We introduce X-MAP, an integrated platform that leverages protein language models to enhance variant effect prediction through a novel embedding-based strategy. This approach captures both local and global protein features, enabling more accurate interpretation of mutation impacts.
Our method generates embeddings for entire protein sequences using multiple state-of-the-art models—ESM2, ESMC, and ESM1v—and extracts contextual information around mutation sites using a dynamic window of four residues on each side. This window size was empirically optimized to balance detailed local structure with computational efficiency
We evaluated both concatenation and difference-based embedding strategies using rigorous 10-fold cross-validation with XGBoost classifiers on a large dataset of 71,595 genetic variants across 12,666 human proteins. Among all methods, the ESMC concatenation strategy with the 4-residue window achieved the highest performance (Accuracy: 0.84, MCC: 0.66, AUC: 0.90), outperforming the Esnp baseline (Accuracy: 0.82, MCC: 0.64, AUC: 0.82), which relies on full sequence concatenation.

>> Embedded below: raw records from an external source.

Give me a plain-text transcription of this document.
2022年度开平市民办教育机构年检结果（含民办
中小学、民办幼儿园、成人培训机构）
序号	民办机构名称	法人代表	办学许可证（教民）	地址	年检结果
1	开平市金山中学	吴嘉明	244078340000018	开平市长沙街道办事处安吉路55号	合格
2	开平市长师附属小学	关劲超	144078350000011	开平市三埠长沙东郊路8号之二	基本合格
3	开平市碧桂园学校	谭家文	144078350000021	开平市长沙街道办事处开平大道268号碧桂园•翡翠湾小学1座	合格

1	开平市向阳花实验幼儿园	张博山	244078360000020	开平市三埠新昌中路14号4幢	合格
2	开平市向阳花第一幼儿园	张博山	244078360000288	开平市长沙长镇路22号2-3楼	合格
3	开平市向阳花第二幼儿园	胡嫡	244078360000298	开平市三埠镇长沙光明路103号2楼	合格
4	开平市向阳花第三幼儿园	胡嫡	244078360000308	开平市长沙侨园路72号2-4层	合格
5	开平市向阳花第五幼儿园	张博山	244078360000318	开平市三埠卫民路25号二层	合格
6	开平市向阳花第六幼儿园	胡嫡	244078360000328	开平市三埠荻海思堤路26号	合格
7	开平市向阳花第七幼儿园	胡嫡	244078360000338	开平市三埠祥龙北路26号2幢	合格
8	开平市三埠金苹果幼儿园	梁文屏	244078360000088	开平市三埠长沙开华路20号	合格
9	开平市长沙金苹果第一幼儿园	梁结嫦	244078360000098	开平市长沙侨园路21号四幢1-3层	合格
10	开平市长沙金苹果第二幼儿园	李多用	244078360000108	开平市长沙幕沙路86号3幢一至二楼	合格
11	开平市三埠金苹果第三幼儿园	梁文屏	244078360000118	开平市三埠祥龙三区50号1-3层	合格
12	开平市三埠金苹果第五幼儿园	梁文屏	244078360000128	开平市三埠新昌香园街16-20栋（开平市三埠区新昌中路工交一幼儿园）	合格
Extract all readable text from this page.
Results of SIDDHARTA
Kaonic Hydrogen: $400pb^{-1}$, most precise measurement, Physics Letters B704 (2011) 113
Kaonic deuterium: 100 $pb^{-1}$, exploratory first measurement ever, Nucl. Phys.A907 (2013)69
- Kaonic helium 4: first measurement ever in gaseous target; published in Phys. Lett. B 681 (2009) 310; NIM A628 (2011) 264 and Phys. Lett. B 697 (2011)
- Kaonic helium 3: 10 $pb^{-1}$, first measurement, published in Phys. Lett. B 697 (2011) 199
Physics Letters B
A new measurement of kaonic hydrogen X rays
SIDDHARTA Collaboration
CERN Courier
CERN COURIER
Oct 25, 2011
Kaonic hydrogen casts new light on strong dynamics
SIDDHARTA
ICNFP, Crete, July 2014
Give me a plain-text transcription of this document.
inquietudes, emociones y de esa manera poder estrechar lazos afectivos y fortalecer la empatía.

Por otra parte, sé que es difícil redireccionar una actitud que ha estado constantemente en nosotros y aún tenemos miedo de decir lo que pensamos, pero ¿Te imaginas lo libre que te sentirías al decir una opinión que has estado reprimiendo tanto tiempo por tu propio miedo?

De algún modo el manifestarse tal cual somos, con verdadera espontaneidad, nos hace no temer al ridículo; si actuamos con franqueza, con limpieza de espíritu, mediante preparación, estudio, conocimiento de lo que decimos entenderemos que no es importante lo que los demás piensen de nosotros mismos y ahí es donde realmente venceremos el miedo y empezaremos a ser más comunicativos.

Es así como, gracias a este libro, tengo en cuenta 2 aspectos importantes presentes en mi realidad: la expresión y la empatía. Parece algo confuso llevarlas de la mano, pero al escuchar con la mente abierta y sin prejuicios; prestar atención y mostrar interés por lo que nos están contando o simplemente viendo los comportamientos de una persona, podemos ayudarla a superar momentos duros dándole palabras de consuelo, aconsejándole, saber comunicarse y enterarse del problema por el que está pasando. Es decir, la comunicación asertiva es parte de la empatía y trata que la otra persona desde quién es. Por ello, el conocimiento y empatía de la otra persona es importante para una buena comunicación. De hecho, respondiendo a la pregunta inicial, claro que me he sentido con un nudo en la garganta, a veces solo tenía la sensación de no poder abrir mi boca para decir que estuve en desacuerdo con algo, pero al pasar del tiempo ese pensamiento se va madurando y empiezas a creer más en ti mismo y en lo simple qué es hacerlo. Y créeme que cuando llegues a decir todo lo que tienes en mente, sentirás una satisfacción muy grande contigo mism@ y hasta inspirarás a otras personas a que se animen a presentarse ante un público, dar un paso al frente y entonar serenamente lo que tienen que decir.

By concentrating on regions directly affected by mutations while retaining global sequence context, X-MAP achieves both accuracy and computational efficiency. We are currently developing a hybrid Transformer-CNN model to further enhance prediction accuracy and interpretability. X-MAP represents a powerful and scalable framework for variant analysis with direct applications in precision medicine and disease research.